The present study describes that Boswellia serrata ethanolic extracts purified fraction (ETOH-BS) possess significant anti-inflammatory activities in HL-60 and in BALB/c and further supports for its use as Ayurvedic medicines traditionally in the treatment of lung disorders including allergy and asthma.
从乳香树(乳香树科)提取物(ETOH 和 DCM)中分离的纯化部分含有具有抑制炎症特性的生物活性化合物。在这项工作中,使用 ELISA 测试了纯化部分在体外对 LTC、LTA 和 COX-2 活性的抑制作用,并通过 qPCR 测定了人白血病(HL-60)细胞中的基因调控。使用 BALB/c 小鼠肺部炎症模型进行了两次 D 成像断层扫描,以确定该分数的抗炎活性。
评估乳香树纯化部分生物活性化合物的抗炎活性。
在 HL-60 细胞系中进行体外 MTT 测定,以测量细胞的毒性/活力。进行 ELISA 测试以评估 LTA、LTC 和 COX-2 活性。通过 qPCR 评估 HL-60 细胞中 mRNA 的表达。在卵清蛋白(OVA)致敏和挑战的 BALB/c 小鼠中进行体内实验,以两种剂量(50 和 100mg/kg 体重)口服给予含有 6%乳香酸的乳香树纯化部分,并用 IVIS Xenogen 体内荧光成像系统评估标准药物地塞米松(DXA,4mg/kg 体重)和肺部炎症的减少。

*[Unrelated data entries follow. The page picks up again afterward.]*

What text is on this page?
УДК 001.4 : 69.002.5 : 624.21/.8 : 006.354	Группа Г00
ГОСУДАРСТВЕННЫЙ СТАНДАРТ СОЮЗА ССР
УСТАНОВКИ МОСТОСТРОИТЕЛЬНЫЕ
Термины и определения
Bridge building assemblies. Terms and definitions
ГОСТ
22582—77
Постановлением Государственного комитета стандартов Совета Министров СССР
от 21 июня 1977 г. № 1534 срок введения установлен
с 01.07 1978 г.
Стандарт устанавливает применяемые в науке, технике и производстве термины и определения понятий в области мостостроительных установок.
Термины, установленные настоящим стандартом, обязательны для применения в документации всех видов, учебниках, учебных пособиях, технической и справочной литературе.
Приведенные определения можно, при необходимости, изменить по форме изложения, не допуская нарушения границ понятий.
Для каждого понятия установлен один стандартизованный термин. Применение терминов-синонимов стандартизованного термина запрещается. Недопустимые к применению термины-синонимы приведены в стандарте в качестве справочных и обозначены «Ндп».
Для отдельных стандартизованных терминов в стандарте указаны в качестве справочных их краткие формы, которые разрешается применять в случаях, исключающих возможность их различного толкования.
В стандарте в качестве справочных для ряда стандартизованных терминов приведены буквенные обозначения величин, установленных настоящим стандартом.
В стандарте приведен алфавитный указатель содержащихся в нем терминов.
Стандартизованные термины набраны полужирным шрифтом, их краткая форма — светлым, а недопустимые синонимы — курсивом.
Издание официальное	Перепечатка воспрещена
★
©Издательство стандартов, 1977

乳香树 ETOH 提取物的一种纯化部分将白三烯 C 合酶活性降低了 52%,白三烯 A 水解酶活性降低了 22%,COX-2 活性降低了 99%,IC50 为 12.5μg/ml。以 50mg/kg b.w.和 100mg/kg b.w.的两种剂量口服给予乳香树纯化部分以及 2-3% HPMC,可使 BALB/c 小鼠中由 OVA 诱导的肺部炎症减少约 51%(P 值<0.01),如成像断层扫描所示。用标准药物地塞米松(DXA)治疗 OVA 挑战的小鼠可使炎症减少约 66%,具有显著意义(P<0.0001)。
本研究表明,乳香树乙醇提取物纯化部分(ETOH-BS)在 HL-60 和 BALB/c 中具有显著的抗炎活性,并进一步支持其作为阿育吠陀药物传统上用于治疗包括过敏和哮喘在内的肺部疾病。